53 - My One and Only, You

78 21 1
                                    

-15-

Always Been You

It's you

My one and only

My first and my last

53 – My One and Only, You

Kai tak sanggup melangkah lebih jauh lagi. Ia berdiri di luar pintu salah satu kamar VVIP di rumah sakit itu, menatap dari jendela kecil di pintunya, sosok cantik yang terbaring dengan wajah pucat, dengan selang-selang menancap di tubuhnya. Kai bisa merasakan sakit yang luar biasa hanya karena melihat gadis itu seperti ini.

"Dia memang berhasil selamat dari ledakan itu. Orang yang menabraknya, masih cukup kuat untuk membantunya keluar dari mobil setelah kecelakaan itu. Tapi karena kecelakaan itu, dia koma, dan tidak pernah bangun hingga saat ini. Dokter sudah berkata agar keluarganya menyerah saja, tapi keluarganya berkeras untuk menunggu Eris bangun sampai kapanpun," cerita Gavin sedih. "Sejak Selyn lulus kuliah, ia meminta pada Om Bram untuk bisa merawat Eris. Tapi bahkan selama itu, tidak ada perkembangan apa pun. Selyn bahkan ... tidak pernah berani berbicara padanya."

Mata Kai terasa panas. Ia mengepalkan tangannya, merasa marah. Ini semua terjadi karena dirinya. Eris datang ke lintasan malam itu untuk menyelamatkannya.

"Dan aku malah meninggalkannya di saat dia sedang seperti ini," suara Kai bergetar.

"Kau juga sempat koma, Kai. Selama setahun kau koma. Kakak-kakakmu memindahkan perawatanmu ke Amerika agar lebih mudah bagi mereka untuk mengawasimu. Tapi ketika kau siuman, kau kehilangan seluruh ingatanmu. Dan saat itu, keadaan Eris lebih parah dari ini. Kondisinya masih sering tidak stabil. Karena itulah, aku dan yang lain sepakat untuk tidak memberitahukan tentang Eris padamu. Kami pikir, itu akan menjadi awal hidup barumu. Kami pikir ..."

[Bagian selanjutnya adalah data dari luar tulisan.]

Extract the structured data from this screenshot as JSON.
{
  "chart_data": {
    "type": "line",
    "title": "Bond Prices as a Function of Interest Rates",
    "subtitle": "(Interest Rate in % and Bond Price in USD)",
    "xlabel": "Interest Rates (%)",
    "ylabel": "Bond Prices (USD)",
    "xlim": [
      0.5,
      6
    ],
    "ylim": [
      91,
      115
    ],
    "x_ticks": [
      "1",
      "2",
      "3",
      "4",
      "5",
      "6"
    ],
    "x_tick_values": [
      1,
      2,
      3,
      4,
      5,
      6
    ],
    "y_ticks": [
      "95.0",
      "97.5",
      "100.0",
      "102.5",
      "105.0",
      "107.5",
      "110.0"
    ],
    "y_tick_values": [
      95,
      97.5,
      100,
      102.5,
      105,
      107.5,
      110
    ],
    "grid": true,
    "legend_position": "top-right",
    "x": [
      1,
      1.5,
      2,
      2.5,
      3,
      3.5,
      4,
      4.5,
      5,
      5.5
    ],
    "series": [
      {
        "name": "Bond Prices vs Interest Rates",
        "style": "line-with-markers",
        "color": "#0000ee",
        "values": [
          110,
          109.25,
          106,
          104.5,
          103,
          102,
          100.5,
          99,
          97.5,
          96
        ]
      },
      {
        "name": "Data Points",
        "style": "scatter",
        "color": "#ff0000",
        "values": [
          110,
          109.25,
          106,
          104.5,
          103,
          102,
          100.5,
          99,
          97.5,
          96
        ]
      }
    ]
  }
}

"Bagaimana bisa kau melakukan itu padanya?!" Kai tak bisa menahan dirinya ketika tinjunya mendarat di wajah Gavin. Teman-teman Kai yang lain hanya menunduk sedih melihat kemarahan Kai itu. Sementara Gavin, tak sedikit pun berusaha menghindar ketika Kai kembali memukulnya. "Bagaimana bisa kau membiarkan aku melakukan itu pada gadis yang kucintai?!"

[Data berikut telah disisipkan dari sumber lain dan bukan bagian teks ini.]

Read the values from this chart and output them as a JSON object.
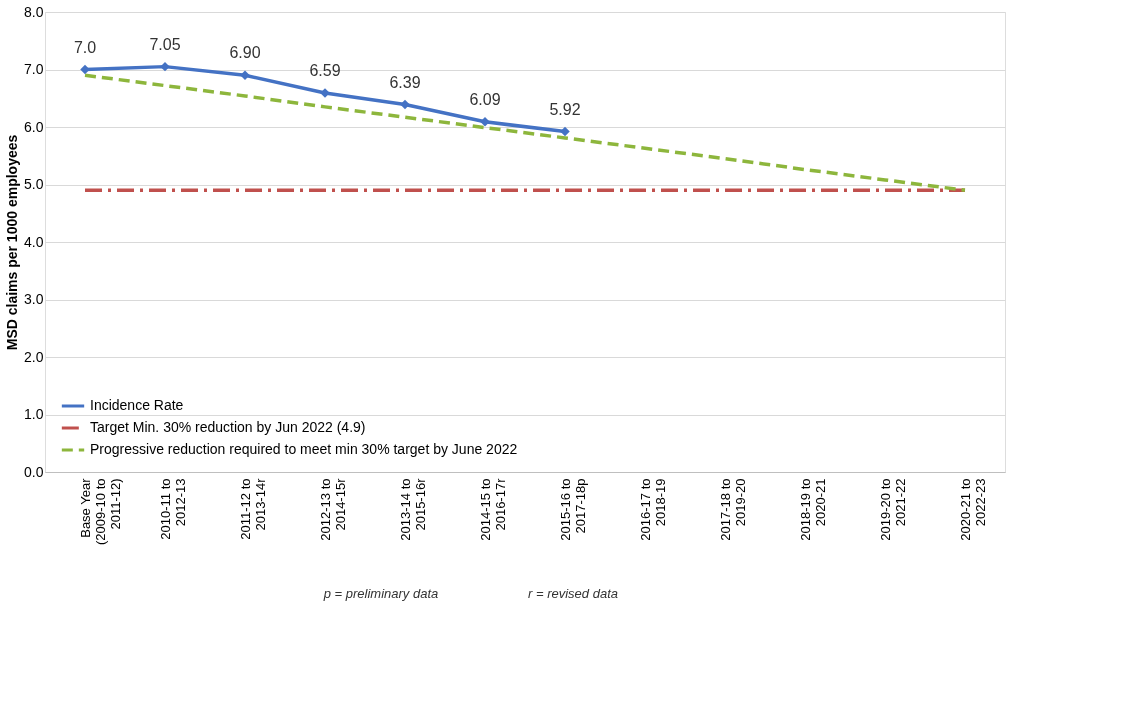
{
  "chart_data": {
    "type": "line",
    "categories": [
      "Base Year\n(2009-10 to\n2011-12)",
      "2010-11 to\n2012-13",
      "2011-12 to\n2013-14r",
      "2012-13 to\n2014-15r",
      "2013-14 to\n2015-16r",
      "2014-15 to\n2016-17r",
      "2015-16 to\n2017-18p",
      "2016-17 to\n2018-19",
      "2017-18 to\n2019-20",
      "2018-19 to\n2020-21",
      "2019-20 to\n2021-22",
      "2020-21 to\n2022-23"
    ],
    "ylabel": "MSD claims per 1000 employees",
    "ylim": [
      0,
      8
    ],
    "yticks": [
      {
        "value": 0,
        "label": "0.0"
      },
      {
        "value": 1,
        "label": "1.0"
      },
      {
        "value": 2,
        "label": "2.0"
      },
      {
        "value": 3,
        "label": "3.0"
      },
      {
        "value": 4,
        "label": "4.0"
      },
      {
        "value": 5,
        "label": "5.0"
      },
      {
        "value": 6,
        "label": "6.0"
      },
      {
        "value": 7,
        "label": "7.0"
      },
      {
        "value": 8,
        "label": "8.0"
      }
    ],
    "grid": "y",
    "legend": "bottom left",
    "series": [
      {
        "name": "Incidence Rate",
        "color": "#4472c4",
        "marker": "diamond",
        "line_style": "solid",
        "values": [
          7.0,
          7.05,
          6.9,
          6.59,
          6.39,
          6.09,
          5.92,
          null,
          null,
          null,
          null,
          null
        ],
        "value_labels": [
          "7.0",
          "7.05",
          "6.90",
          "6.59",
          "6.39",
          "6.09",
          "5.92",
          null,
          null,
          null,
          null,
          null
        ]
      },
      {
        "name": "Target Min. 30% reduction by Jun 2022 (4.9)",
        "color": "#c0504d",
        "marker": "none",
        "line_style": "dashdot",
        "values": [
          4.9,
          4.9,
          4.9,
          4.9,
          4.9,
          4.9,
          4.9,
          4.9,
          4.9,
          4.9,
          4.9,
          4.9
        ]
      },
      {
        "name": "Progressive reduction required to meet min 30% target by June 2022",
        "color": "#8db63c",
        "marker": "none",
        "line_style": "dashed",
        "values": [
          6.9,
          6.72,
          6.54,
          6.35,
          6.17,
          5.99,
          5.81,
          5.63,
          5.45,
          5.26,
          5.08,
          4.9
        ]
      }
    ],
    "annotations": [
      "p = preliminary data",
      "r = revised data"
    ]
  }
}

"Karena kami juga tidak mau kehilanganmu," sahut Gavin. "Jika kau tahu keadaan Eris ini, kau pasti akan terus menyalahkan dirimu. Kau pasti ... tidak akan mau hidup lagi."

Ya, Gavin benar. Kai tidak yakin ia bisa hidup tanpa Eris. Tapi bahkan, saat ini, melihat keadaan Eris seperti ini, rasanya kematian jauh lebih baik.

"Kenapa dia melakukan ini padaku?" suara Kai bergetar. "Kenapa dia harus melakukan hal bodoh seperti itu untukku?"

Gavin bahkan tak perlu menjawab, karena jawaban itupun sudah ada di kepala Kai. Eris sendiri yang mengatakannya.

"Setiap orang punya cara masing-masing untuk mencintai."

Dan dari sekian banyak cara, Eris memilih ini. Kai memejamkan matanya, merasakan panas air mata di wajahnya, sementara rasa sakit terus menikam dadanya. Kai menarik napas dalam, membuka matanya dan berbalik untuk menatap Eris dari jendela kecil di pintu ruang rawatnya.

"Aku mencintaimu, Eris. Kenapa kau melakukan ini padaku? Kenapa kau membiarkan aku melakukan ini padamu?" ucap Kai sedih. "Aku ... selalu mencintaimu ..."

***

Kai melangkah meninggalkan rumah sakit, berkali-kali ia tertabrak para dokter dan perawat yang berlarian di koridor. Tapi Kai tidak lagi bisa peduli. Tak ada yang ia pedulikan saat ini. Bahkan meskipun ia mati, ia juga tidak peduli. Pikirannya masih penuh akan Eris.

Kenangan demi kenangan yang ia lewati bersama Eris, berputar dalam kepalanya. Dan semuanya, terasa sangat menyakitkan. Saat ini, Kai mengutuk pertemuan pertamanya dengan Eris. Ia mengutuk perasaannya yang begitu dalam dan egois pada Eris.